A straight transcode of a 24min HDV (MPEG2) to Cineform HD Intermediate took my 3.4GHz P4HT around two hours as I recall, using Sony Vegas Movie Studio Platinum. [It is much easier to edit in the intermediate format, though the file is over 20GB for a 5GB HDV] {Don't even ask what converting from HDV to WMV9 HD took}
THEN taking that intermediate into DVD Architect Studio to prepare a basic /standard definition/ DVD took just over three hours to transcode down to SD MPEG2.
Applying something like color correction and unsharp masking on /standard definition/ can extend the time to render a 1 hour video to 6+ hours (most of it is the unsharp masking; color correction just has to "add" a bias to every pixel).
As for the burn... While some BluRay players apparently can recognize AVCHD files appearing on standard DVD media (as, I presume, a data disk -- since I don't know of any video DVD authoring software that doesn't transcode down to 720x480 MPEG2), I'm not sure what the HD DVD players use... I though HD DVD used a directory layout similar to standard DVD, including MPEG2... If so, again you might need an authoring package that will burn 1440/1920x1080 MPEG2 rather than transcode down to 720x480.
Mile Hy
This 8 minute video had nothing in it other than three cuts, a title and three simple fades nothing fancy, just trying to learn the software. Well I tried moving up the priority and shut down as much as possible, but after 18 hours it was too much. I stopped the rendering and redid it in SD just to see if I got what I wanted. That took lessthan an hour and burned a disk. It even looked different, because it was displaying the frame number that had been rendered. The HD version did not show that. Unforrtunately, after the first cut, the sound went out on the burned disk. Then after the third cut, it came back!! I checked the edited version and it seemed to have sound throughout so I don't know where I went wrong. Also, I saw something on the Pinnacle website about having to pay another $50 to burn HD?? I thought with the Ultimate package you had everything to burn disks. Don't know if I like this nickle and dime approach. But then, all the other low cost programs seem to have their own issues too.
wulfraed
throughout so I don't know where I went wrong. Also, I saw something on the Pinnacle website about having to pay another $50 to burn HD??
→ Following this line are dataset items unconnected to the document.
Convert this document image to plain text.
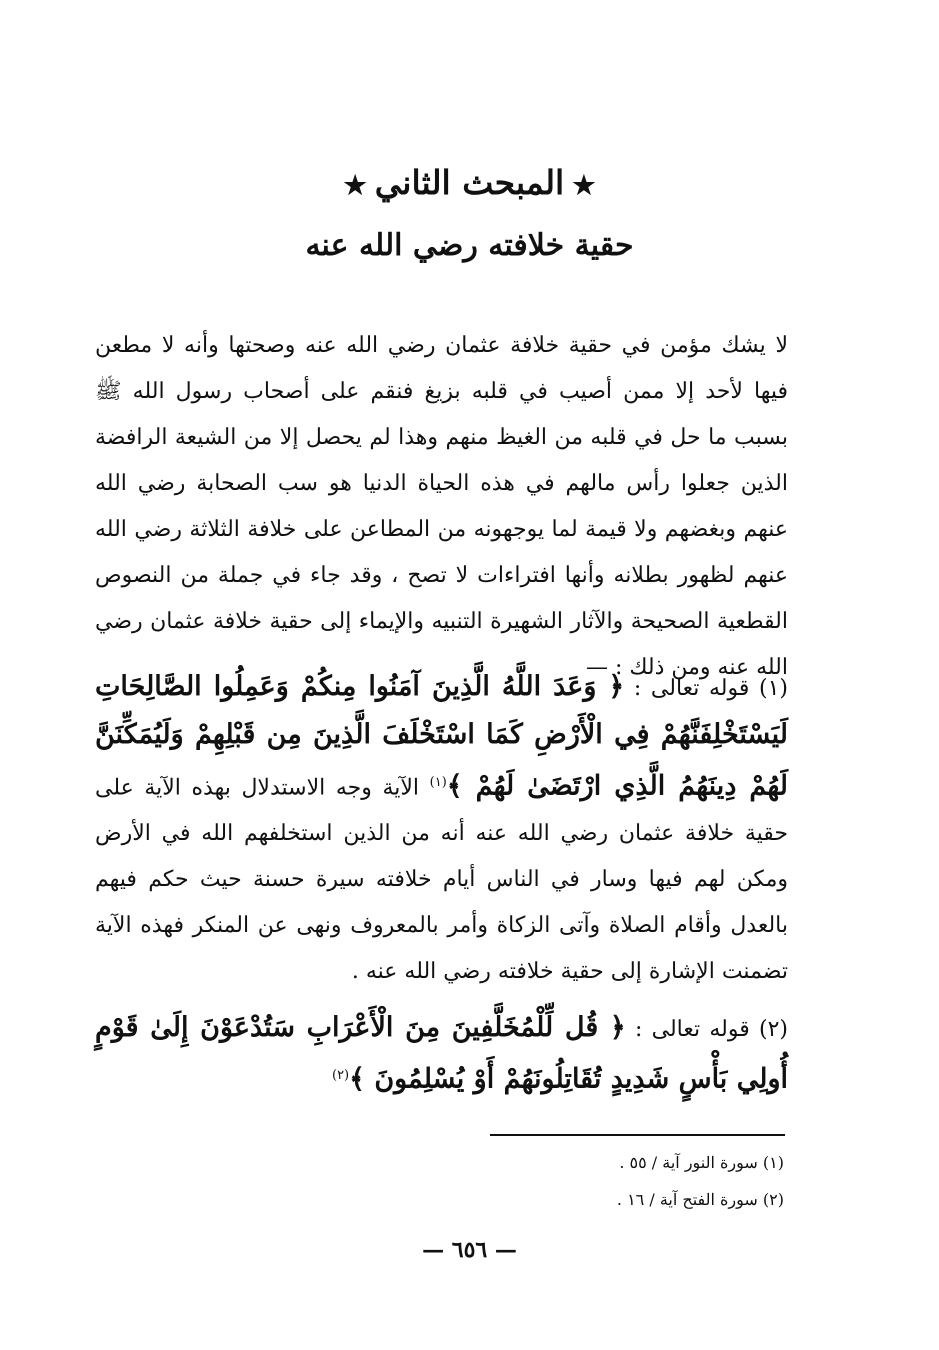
★المبحث الثاني★
حقية خلافته رضي الله عنه
لا يشك مؤمن في حقية خلافة عثمان رضي الله عنه وصحتها وأنه لا مطعن فيها لأحد إلا ممن أصيب في قلبه بزيغ فنقم على أصحاب رسول الله ﷺ بسبب ما حل في قلبه من الغيظ منهم وهذا لم يحصل إلا من الشيعة الرافضة الذين جعلوا رأس مالهم في هذه الحياة الدنيا هو سب الصحابة رضي الله عنهم وبغضهم ولا قيمة لما يوجهونه من المطاعن على خلافة الثلاثة رضي الله عنهم لظهور بطلانه وأنها افتراءات لا تصح ، وقد جاء في جملة من النصوص القطعية الصحيحة والآثار الشهيرة التنبيه والإيماء إلى حقية خلافة عثمان رضي الله عنه ومن ذلك : —
(١) قوله تعالى : ﴿ وَعَدَ اللَّهُ الَّذِينَ آمَنُوا مِنكُمْ وَعَمِلُوا الصَّالِحَاتِ لَيَسْتَخْلِفَنَّهُمْ فِي الْأَرْضِ كَمَا اسْتَخْلَفَ الَّذِينَ مِن قَبْلِهِمْ وَلَيُمَكِّنَنَّ لَهُمْ دِينَهُمُ الَّذِي ارْتَضَىٰ لَهُمْ ﴾$^{(١)}$ الآية وجه الاستدلال بهذه الآية على حقية خلافة عثمان رضي الله عنه أنه من الذين استخلفهم الله في الأرض ومكن لهم فيها وسار في الناس أيام خلافته سيرة حسنة حيث حكم فيهم بالعدل وأقام الصلاة وآتى الزكاة وأمر بالمعروف ونهى عن المنكر فهذه الآية تضمنت الإشارة إلى حقية خلافته رضي الله عنه .
(٢) قوله تعالى : ﴿ قُل لِّلْمُخَلَّفِينَ مِنَ الْأَعْرَابِ سَتُدْعَوْنَ إِلَىٰ قَوْمٍ أُولِي بَأْسٍ شَدِيدٍ تُقَاتِلُونَهُمْ أَوْ يُسْلِمُونَ ﴾$^{(٢)}$
(١) سورة النور آية / ٥٥ .
(٢) سورة الفتح آية / ١٦ .
— ٦٥٦ —
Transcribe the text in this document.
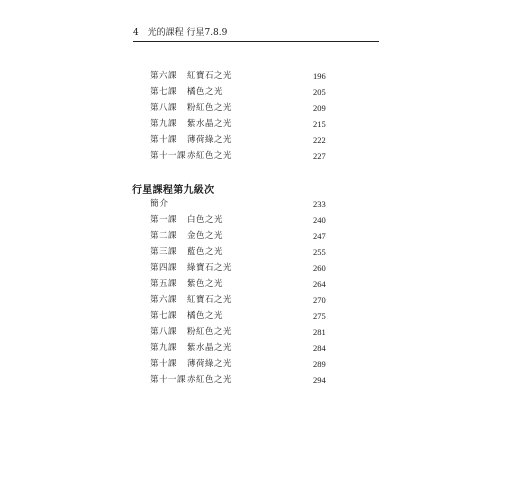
4 光的課程 行星7.8.9
第六課 紅寶石之光	196
第七課 橘色之光	205
第八課 粉紅色之光	209
第九課 紫水晶之光	215
第十課 薄荷綠之光	222
第十一課 赤紅色之光	227
行星課程第九級次
簡介	233
第一課 白色之光	240
第二課 金色之光	247
第三課 藍色之光	255
第四課 綠寶石之光	260
第五課 紫色之光	264
第六課 紅寶石之光	270
第七課 橘色之光	275
第八課 粉紅色之光	281
第九課 紫水晶之光	284
第十課 薄荷綠之光	289
第十一課 赤紅色之光	294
Note that there is a difference between a down-convert from HD to standard definition for burning, and generating an HD video disk.
Though the amount of time you stated for whatever was happening is obscene...
JABBLE
For what it is worth on my 3.2 dual core machine with 2 gig of memory...my results are for a 30 minute AVCHD video it will take about 5 hours to render/burn to disk. So, that is about 50,000 frames at about 10,000 frames per hour.
Mile Hy
It was probably a glitch of some sort. I tried to render it in HD again and it went fast. Less than 10 minutes on automatic setting. It even showed the frame number completed. I then treid to burn an HD DVD and again, it did not seen to do anything (right). The pinnacle web site said that Ultimate SHOULD burn an HD DVD so that SHOULD not be the issue. Still, my computer will not recognize it (since it can't read HD DVD but that is a known issue with Windows) and taking the supposedly burned disk to a brick and morter store to check it out on a HD DVD player failed. I see no need on buying an HD DVD player if I can't burn an edited disk yet. It will burn a down converted DVD, but then I could have done that with a lot less investment. Well I am going on vacation later this week and will return with lots of footage. At this point I don't know if I can ever look at it on my HD TV's without going directly out the camera and into the TV on the HCMI line.